Medan,Delinewstv - Viralnya oknum Kepala Lingkungan 5, Kelurahan Sei Agul Kecamatan Medan Barat di berbagai media yang diketahui telah meminta sejumlah uang kepada warganya untuk mempercepat pengurusan Kartu Tanda Penduduk (KTP) telah menjadi perhatian banyak pihak. Selain memalukan, ulah oknum Kepling 5 yang diketahui bernama James Situmorang menunjukkan bobroknya perekrutan Kepala Lingkungan di Kota Medan saat ini.

Seperti yang dungkapkan Wakil Ketua DPRD Kota Medan, H.Rajuddin Sagala, S.Pd.I yang menyatakan sangat menyayangkan ulah oknum Kepling 5 diKelurahan Sei Agul. Yang tidak menunjukkan jati dirinya sebagai pengayom bagi warganya. Karena memanfaatkan jabatannya untuk mencari keuntungan pribadi.

"Seharusnya Kepling dapat memberikan kemudahan dan membantu warganya disaat  kesulitan. Seperti membantu pengurusan administrasi warganya (KTP dan KK), dan bantuan berkas yang bersumber dari pemerintah secara adil dan transparan. Apalagi melihat situasi saat ini seluruh masyarakat sedang kesulitan akibat adanya wabah Virus Corona, yang membuat banyak orang kehilangan pekerjaan," ucap Politisi dari Partai Keadilan Sejahtera (PKS) kota Medan tersebut.

Kembali Rajuddin menjelaskan, Kepling saat dilabtik dan ditugaskan tentunya sudah mengetahui lebih dahulu apa tupoksinya. Dan apa alasan sehingga dirinya disetujui untuk diangkat menjadi Kepling pada lingkungannya. "Jabatan Kepling itu merupakan amanah dan sebagai ujung tombak Lurah dan Camat di pemerintahan kota Medan," terang Rajuddin ketika dikonfirmasi wartawan, Sabtu (9/5/2020).

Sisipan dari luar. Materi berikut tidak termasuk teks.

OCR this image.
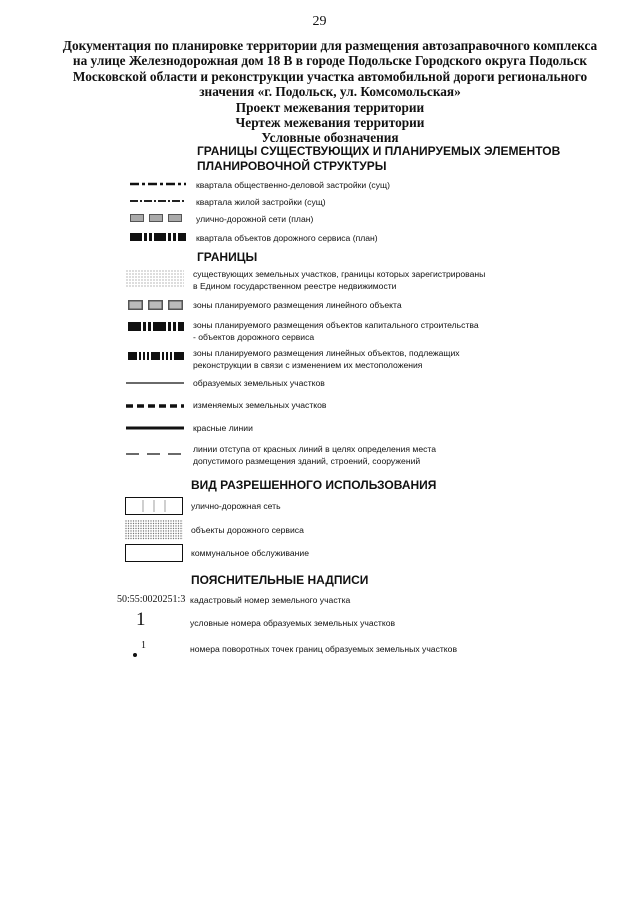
29
Документация по планировке территории для размещения автозаправочного комплекса
на улице Железнодорожная дом 18 В в городе Подольске Городского округа Подольск
Московской области и реконструкции участка автомобильной дороги регионального
значения «г. Подольск, ул. Комсомольская»
Проект межевания территории
Чертеж межевания территории
Условные обозначения
ГРАНИЦЫ СУЩЕСТВУЮЩИХ И ПЛАНИРУЕМЫХ ЭЛЕМЕНТОВ
ПЛАНИРОВОЧНОЙ СТРУКТУРЫ
квартала общественно-деловой застройки (сущ)
квартала жилой застройки (сущ)
улично-дорожной сети (план)
квартала объектов дорожного сервиса (план)
ГРАНИЦЫ
существующих земельных участков, границы которых зарегистрированы
в Едином государственном реестре недвижимости
зоны планируемого размещения линейного объекта
зоны планируемого размещения объектов капитального строительства
- объектов дорожного сервиса
зоны планируемого размещения линейных объектов, подлежащих
реконструкции в связи с изменением их местоположения
образуемых земельных участков
изменяемых земельных участков
красные линии
линии отступа от красных линий в целях определения места
допустимого размещения зданий, строений, сооружений
ВИД РАЗРЕШЕННОГО ИСПОЛЬЗОВАНИЯ
улично-дорожная сеть
объекты дорожного сервиса
коммунальное обслуживание
ПОЯСНИТЕЛЬНЫЕ НАДПИСИ
50:55:0020251:3 кадастровый номер земельного участка
1	условные номера образуемых земельных участков
1	номера поворотных точек границ образуемых земельных участков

Bila Kepling ingin mendapat simpatik dari warganya, berbuatlah yang terbaik.
"Seharusnya Kepling 5 tersebut harus malu. Bukan malah melakukan pembelaan untuk mencari pembenaran atas dirinya. Toh warga yang menjadi korban juga sudah mengetahui dan menunjukkan bukti yang disepakatinya dengan kepling. Harusnya Kepling mengembalikan saja sisa uang yang mungkin sudah dia terima dari warga, dan meminta maaf. Ini lebih baik dari pada harus bersembunyi dibalik pembelaan diri yang  akhirnya banyak orang lain mengetahuinya," ketusnya.

Masalah ini sudah viral dibeberapa media, kita berharap adanya tindakan tegas dari pemerintah kota Medan dalam hal ini Lurah dan Camat untuk memberikan sanksi atau teguran terhadap Kepling tersebut. "Bukan hanya teguran saja, uang yang sempat diterima kepling 5 dari warganya itu bisa dikatan pungli. Dan harus dikembalikan, karena sejak awal warganya juga sudah tidak iklas memberikannya. Warga bisa saja membawa masalah tersebut keranah pidana jika mau, karena sudah termasuk pemerasan," sebut anggota DPRD Kota Medan dari Dapil 1 ini.

Untuk memberikan efek jera dan menjadi contoh bagi para kepling lainnya, Rajuddin Sagala meminta ketegasan dari aturan (perda Kepling). sehingga, wajah kota Medan semakin baik kedepannya. "Kita juga pastinya akan memperjuangkan hak-hak kepling, namun kepling juga dalam bertugas haruslah dapat menjadi pengayom yang baik bagi warganya," harap Rajuddin.